Distractingly, Powell intersperses her own stories with fictional accounts of Child and her husband, Paul. Powell draws on nearly no factual material when shaping mostly irrelevant stories about Child's courtship and eventual desire to learn French cooking; rather, Powell casts Child in her own image, as an unmotivated sailor mouth who falls into food by accident. In real life, Child was an active volunteer, disciplined writer, and a member of the OSS. Powell's attempts to cast her as a slacker undermine her own credibility, and make her look whiny and unlikable by comparison.
And is she ever unlikable. Powell comes across as defensive and deeply cynical. She is married, but quick to remind readers that she's not that kind of married person who likes NASCAR and listens to country music. She's a secretary, but not the boring, dead-end kind—she has hobbies, like, uh, drinking! And watching TV. Powell has a bone to pick with nearly everyone, from her boss, who reasonably asks that she keeps her paid job out of her blog, to her friends, whose decisions she criticizes at every turn, to that bitch Julia Child, who tells a reporter that she isn't a fan of Powell. Powell reacts to September 11, the Iraq war, the NYC blackout, plumbing failure, a maggot infestation, fertility problems, and chopping up a live lobster with the same sarcastic giggle and emotional distance. The only times she offers any true candor is when describing her newfound fame, as she lets slip a little pleasure over her blog's audience and relates her interviews with media. It all goes to her head rather quickly. At no point does Powell seem to realize that she and Child are not the same person, or that her stunt might be just that. Rather, she closes her book by telling the reader that "you can hate me now" for all the success that she is sure to have now that she has…done what, exactly?

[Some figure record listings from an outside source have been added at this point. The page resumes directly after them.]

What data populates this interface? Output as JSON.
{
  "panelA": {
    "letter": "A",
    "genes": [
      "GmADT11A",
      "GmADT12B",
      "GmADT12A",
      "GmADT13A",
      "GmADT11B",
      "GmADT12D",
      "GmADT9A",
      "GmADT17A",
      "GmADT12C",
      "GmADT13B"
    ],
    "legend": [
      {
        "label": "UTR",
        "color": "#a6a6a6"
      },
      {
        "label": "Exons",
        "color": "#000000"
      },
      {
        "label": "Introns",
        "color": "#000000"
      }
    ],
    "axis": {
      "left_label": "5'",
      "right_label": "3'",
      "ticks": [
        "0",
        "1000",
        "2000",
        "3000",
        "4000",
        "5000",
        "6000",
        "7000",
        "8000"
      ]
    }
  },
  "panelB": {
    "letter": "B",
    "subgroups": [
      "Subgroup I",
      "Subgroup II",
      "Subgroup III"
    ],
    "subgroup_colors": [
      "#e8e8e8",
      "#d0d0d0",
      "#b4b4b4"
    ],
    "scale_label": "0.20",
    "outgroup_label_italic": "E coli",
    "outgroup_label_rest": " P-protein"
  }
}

The cooking keeps the story engaging. Powell extracts marrow using ordinary kitchen tools, debones an entire duck, and whips up a seemingly endless series of aspics. Sometimes she meets success, but just as often, aspics refuse to set, milk spoils, and apparently perfect executions taste foul. Most interesting are the dishes that novice cook Powell has never encountered before; when they work or do not work, the reader is never quite sure if this is due to her cooking or to modern tastes. Powell is fortunate, though, that she never has to consider the limitations that most other novices would upon tackling this project; neither she nor her husband seem to have any food allergies or dislikes, and she has no problem buying eight-dollar butter or meat at eighty dollars a pound on a secretary's salary. A better book might have kept the focus on the kitchen, rather than relegating it to the background. Unfortunately, Powell's personal story takes center stage, while no lessons are learned, and no conflicts are resolved.